Wednesday, July 2, 2008

what it means to be human

So many times I'm thinking about something and I come across an article or hear something on the radio, maybe engage in a conversation, that is exactly about the topic I've been thinking about. It may be a coincidence but it happens a lot when I read a scripture passage and then attend mass on Sunday and that's the reading for the week. Today it comes courtesy of the on-line version of First Things. I've included a snippet from the article here and encourage you to visit the site to read the rest. It's well worth it.

The article is about Grassroots Film’s latest documentary, The Human Experience
_______________________________________________
Then there are glimpses of grotesque suffering and nearly unbearable anguish: a man riddled with leprosy, flies feeding off the rotting flesh of his rag-wrapped feet. “We are happy about the community,” he tells Jeff and Clifford, struggling to explain the inexplicable: the problem of, and answer to, pain. True, in the leper colony there are others who understand and share his suffering, but that isn’t enough. He, in return, is able to understand them, to give them strength by returning their compassion. And he is able to look on the healthy faces of Jeff and Clifford without resentment, but with love: “We are all the same. You are my brother.”

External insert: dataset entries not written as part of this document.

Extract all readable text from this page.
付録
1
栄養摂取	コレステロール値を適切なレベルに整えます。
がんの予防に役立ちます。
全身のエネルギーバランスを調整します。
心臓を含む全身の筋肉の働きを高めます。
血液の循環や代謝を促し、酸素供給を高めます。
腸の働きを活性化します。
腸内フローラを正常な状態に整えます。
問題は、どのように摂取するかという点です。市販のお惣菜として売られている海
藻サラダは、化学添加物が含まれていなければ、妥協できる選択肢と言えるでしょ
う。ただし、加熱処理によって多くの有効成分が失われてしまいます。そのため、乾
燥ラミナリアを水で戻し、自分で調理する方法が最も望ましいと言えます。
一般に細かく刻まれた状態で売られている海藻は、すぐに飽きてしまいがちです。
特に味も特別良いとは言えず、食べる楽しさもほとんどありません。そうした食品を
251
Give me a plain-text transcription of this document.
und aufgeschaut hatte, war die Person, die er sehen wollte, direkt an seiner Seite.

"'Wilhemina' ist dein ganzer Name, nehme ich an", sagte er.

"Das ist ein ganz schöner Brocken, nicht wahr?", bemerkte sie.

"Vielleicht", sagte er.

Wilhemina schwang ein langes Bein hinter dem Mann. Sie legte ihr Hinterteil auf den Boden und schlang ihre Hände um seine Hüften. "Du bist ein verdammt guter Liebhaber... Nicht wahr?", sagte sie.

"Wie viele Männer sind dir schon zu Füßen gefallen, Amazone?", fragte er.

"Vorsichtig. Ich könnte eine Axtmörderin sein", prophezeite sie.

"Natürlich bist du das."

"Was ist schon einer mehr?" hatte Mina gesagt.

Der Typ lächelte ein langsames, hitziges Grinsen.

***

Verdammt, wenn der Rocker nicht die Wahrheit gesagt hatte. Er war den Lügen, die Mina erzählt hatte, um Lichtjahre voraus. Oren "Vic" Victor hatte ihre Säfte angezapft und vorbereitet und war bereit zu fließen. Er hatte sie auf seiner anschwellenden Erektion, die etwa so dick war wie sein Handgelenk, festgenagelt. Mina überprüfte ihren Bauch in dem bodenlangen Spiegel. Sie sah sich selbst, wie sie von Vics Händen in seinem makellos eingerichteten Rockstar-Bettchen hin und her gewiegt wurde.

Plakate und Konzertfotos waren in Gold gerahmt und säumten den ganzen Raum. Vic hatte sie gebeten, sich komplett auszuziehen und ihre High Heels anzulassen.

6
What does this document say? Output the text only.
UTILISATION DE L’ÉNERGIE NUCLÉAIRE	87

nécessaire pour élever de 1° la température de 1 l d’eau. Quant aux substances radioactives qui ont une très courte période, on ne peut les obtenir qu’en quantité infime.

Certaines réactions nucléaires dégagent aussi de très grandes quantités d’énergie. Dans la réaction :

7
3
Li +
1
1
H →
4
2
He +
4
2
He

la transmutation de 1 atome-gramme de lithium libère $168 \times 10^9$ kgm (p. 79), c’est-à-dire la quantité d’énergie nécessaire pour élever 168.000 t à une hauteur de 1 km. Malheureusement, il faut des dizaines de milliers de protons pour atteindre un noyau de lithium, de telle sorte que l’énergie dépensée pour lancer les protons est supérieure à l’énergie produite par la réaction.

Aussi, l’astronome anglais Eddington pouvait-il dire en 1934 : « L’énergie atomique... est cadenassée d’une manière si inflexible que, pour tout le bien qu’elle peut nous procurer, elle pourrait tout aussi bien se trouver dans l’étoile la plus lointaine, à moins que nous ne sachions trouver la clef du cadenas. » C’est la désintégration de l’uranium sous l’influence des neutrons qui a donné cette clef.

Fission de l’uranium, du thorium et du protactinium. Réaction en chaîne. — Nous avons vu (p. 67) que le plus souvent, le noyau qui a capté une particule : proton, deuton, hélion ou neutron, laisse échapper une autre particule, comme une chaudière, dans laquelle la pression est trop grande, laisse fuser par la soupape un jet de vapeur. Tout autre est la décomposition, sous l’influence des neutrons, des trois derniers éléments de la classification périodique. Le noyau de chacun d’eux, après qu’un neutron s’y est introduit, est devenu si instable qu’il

The dialogue trips and stumbles, at times, but there’s something very real about that. The Azize brothers are not actors, visiting exotic places for a nice and moving show. They are residents of St. Francis House for young men in Brooklyn, founded in 1967 by Fr. Benedict Groeschel, C.F.R. Now the home is operated by Joseph Campo, who trains many of the residents in film technology while drawing from their firsthand knowledge of street life and the MTV generation. “Some call it a halfway house or a group home,” says Jeff. “We just call it home.”

The residents—so-called throwaway children—come from broken and abusive families, and most say that they would be on the streets, in prison, or dead were it not for this second chance. “I was a surprise baby,” Jeff explains, groping for words. “I wasn’t intended, you know, I wasn’t planned.” And so when he encounters the unquestioning fellowship of the New York homeless, the joyful resilience of the abused Peruvian children, the familial love of the African leper colony, the experience is haunting, and hauntingly beautiful. Paradoxically, the people who have the least give the most. What they give is not ideas and ideals, but living answers to what it means to be human.